The crisis of confidence is sharpened, political analysts say, by a leadership vacuum, with the elderly figure of Manmohan Singh standing apparently helplessly at the helm of a government in denial about the scale of the problems.Singh talks of the corruption scandals as "aberrations" and accuses the news media of sapping India's self-confidence and spoiling its image abroad. It is an argument that seems to only make many Indians angrier.Singh himself has been forced to agree to appear before a parliamentary panel investigating the mobile spectrum scam. His telecom minister is in jail, and he acknowledged "an error of judgment" when the Supreme Court struck down his appointee to run the country's anti-corruption watchdog because he was facing charges of graft.

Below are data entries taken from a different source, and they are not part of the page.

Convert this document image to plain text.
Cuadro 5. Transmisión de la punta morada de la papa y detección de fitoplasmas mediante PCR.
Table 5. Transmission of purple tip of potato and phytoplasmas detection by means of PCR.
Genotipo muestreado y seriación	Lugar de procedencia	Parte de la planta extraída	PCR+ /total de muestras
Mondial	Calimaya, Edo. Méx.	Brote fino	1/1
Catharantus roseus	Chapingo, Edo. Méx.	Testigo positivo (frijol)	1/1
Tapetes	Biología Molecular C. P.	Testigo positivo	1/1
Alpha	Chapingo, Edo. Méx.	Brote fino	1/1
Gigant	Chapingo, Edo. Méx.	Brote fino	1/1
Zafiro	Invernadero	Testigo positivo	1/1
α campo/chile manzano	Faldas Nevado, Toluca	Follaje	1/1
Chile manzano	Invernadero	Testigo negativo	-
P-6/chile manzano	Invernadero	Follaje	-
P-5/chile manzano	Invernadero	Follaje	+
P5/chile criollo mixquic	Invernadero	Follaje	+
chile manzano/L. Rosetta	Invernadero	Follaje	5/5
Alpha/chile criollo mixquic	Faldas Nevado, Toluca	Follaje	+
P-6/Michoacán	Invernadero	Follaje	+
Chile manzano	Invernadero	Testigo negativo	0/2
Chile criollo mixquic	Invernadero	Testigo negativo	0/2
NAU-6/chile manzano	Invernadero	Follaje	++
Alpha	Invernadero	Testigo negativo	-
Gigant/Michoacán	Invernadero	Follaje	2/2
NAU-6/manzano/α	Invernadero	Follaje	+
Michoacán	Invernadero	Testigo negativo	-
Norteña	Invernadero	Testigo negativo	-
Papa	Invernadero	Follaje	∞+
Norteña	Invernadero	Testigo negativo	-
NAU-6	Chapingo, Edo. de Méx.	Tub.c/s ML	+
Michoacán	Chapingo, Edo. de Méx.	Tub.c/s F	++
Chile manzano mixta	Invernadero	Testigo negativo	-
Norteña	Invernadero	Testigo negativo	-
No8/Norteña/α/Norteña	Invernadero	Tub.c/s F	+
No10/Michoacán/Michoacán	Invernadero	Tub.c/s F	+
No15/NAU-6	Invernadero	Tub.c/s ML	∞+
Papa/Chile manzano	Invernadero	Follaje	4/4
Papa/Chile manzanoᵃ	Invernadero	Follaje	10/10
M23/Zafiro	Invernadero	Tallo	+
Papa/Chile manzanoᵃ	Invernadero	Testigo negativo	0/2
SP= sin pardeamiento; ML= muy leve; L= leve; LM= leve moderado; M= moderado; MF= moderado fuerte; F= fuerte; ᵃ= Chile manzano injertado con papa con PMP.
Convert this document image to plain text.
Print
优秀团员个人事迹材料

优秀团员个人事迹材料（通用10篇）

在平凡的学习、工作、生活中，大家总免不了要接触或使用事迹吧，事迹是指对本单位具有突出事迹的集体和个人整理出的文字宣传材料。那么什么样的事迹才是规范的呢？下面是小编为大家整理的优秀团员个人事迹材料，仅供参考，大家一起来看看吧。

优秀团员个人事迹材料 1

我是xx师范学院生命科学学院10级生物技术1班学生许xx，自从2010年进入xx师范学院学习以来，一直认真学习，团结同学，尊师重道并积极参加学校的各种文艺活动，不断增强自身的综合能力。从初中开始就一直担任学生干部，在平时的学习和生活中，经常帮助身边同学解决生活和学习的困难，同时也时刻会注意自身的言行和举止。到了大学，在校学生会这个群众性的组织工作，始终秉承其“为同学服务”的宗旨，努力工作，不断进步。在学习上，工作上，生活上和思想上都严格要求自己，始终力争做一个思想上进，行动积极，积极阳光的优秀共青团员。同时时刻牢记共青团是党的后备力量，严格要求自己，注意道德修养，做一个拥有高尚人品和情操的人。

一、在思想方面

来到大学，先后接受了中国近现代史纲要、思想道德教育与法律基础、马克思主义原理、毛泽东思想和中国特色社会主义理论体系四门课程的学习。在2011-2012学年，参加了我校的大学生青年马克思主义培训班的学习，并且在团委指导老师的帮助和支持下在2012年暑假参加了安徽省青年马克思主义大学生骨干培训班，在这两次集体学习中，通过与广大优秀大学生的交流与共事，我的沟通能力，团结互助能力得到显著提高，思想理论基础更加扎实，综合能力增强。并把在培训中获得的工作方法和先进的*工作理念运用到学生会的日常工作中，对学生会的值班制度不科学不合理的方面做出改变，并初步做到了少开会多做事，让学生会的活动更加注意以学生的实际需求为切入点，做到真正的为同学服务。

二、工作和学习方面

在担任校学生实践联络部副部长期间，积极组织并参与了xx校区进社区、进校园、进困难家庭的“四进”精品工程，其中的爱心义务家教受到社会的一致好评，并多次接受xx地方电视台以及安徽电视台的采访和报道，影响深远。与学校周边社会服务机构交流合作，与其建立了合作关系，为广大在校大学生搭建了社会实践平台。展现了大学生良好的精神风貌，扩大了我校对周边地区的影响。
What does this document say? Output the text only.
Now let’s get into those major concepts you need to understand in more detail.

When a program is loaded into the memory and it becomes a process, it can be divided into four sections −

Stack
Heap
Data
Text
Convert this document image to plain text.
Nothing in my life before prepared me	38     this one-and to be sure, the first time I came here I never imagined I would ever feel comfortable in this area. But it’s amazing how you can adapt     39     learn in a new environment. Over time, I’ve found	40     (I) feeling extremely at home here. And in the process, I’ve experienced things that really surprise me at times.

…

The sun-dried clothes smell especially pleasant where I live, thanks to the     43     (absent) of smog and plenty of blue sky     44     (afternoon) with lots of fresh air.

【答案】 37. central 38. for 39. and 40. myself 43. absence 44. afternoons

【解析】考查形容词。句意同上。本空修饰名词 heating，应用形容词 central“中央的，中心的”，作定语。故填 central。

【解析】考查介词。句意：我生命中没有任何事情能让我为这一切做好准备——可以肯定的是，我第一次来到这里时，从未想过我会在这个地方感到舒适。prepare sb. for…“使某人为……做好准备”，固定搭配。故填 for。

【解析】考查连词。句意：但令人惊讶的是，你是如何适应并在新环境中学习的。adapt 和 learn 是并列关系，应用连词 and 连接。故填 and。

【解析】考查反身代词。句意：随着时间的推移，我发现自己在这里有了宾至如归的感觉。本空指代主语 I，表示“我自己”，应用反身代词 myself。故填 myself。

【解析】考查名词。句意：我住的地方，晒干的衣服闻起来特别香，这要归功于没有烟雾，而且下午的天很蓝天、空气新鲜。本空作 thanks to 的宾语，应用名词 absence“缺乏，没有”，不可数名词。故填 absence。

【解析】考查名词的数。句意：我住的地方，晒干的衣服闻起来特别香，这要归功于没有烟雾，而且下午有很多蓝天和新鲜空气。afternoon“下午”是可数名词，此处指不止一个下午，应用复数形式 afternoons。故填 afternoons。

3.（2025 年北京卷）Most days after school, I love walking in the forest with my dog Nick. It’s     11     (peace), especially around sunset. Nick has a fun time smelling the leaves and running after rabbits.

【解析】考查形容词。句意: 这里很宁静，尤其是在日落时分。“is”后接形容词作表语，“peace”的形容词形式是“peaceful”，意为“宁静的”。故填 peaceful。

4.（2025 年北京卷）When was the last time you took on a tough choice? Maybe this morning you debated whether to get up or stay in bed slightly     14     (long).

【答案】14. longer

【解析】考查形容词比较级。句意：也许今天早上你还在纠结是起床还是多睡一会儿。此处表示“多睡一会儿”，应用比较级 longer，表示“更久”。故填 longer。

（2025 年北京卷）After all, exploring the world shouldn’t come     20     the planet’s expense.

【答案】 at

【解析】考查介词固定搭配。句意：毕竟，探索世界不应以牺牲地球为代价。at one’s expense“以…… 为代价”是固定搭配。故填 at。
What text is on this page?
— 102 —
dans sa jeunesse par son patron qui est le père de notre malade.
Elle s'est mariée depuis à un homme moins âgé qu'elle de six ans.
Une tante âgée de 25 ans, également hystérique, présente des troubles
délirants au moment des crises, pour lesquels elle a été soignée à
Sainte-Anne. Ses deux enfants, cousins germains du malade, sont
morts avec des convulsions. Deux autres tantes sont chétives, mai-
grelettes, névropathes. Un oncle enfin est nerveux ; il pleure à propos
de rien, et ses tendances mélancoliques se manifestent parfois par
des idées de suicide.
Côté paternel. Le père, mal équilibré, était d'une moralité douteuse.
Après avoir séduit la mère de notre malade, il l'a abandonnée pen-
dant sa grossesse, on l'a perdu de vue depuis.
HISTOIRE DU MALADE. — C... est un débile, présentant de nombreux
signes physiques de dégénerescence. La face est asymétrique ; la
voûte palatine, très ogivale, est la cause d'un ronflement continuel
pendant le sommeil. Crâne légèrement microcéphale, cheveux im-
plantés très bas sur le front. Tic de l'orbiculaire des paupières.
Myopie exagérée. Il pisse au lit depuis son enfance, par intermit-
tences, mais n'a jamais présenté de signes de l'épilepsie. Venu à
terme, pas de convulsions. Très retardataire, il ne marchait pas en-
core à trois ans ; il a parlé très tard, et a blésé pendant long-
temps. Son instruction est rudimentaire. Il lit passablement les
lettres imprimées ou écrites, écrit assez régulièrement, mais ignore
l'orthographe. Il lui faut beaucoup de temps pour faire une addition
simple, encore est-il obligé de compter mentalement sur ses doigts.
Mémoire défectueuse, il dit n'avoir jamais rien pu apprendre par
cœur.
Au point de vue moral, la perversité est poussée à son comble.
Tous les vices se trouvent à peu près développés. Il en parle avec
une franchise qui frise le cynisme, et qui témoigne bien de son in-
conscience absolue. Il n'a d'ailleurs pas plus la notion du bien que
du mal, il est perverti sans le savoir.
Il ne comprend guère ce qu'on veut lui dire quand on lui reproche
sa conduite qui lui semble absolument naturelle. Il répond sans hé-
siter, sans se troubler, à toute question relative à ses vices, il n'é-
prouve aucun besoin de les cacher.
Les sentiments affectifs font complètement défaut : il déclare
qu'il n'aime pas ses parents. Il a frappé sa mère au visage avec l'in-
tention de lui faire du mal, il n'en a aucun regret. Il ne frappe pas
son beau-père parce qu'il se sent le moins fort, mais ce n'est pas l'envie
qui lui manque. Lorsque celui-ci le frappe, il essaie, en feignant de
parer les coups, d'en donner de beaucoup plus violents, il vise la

Indians see a turning point Sulajja Firodia Motwani, managing director of the Kinetic Motor Co. and co-chair of the Federation of Indian Chambers of Commerce and Industry's Young Leaders Forum, said corruption had a "deeply corrosive impact" on young Indians, who were starting to feel it was limiting their opportunities to succeed."Young India wants to run ahead. We want to make a huge new superpower," she said. "On the one hand, there is much enthusiasm on the growth prospects. On the other hand, corruption in our country has reached such an unprecedented scale, it has become all-pervasive, and that certainly is a dampener for youth."At the end of January, about 30,000 people, most from the traditionally apathetic ranks of the young and the middle class, marched in New Delhi against corruption, mobilized largely by a campaign on Facebook. There was no comparison to the protests that have convulsed the Middle East, and no one is expecting revolution in India. But there is a widespread feeling that the country is at an inflection point, that crisis can be turned into an opportunity, but that India needs to dramatically improve the quality of its governance if it is to fulfill its vast potential."Young India has said enough is enough," Motwani said. "We want a new India."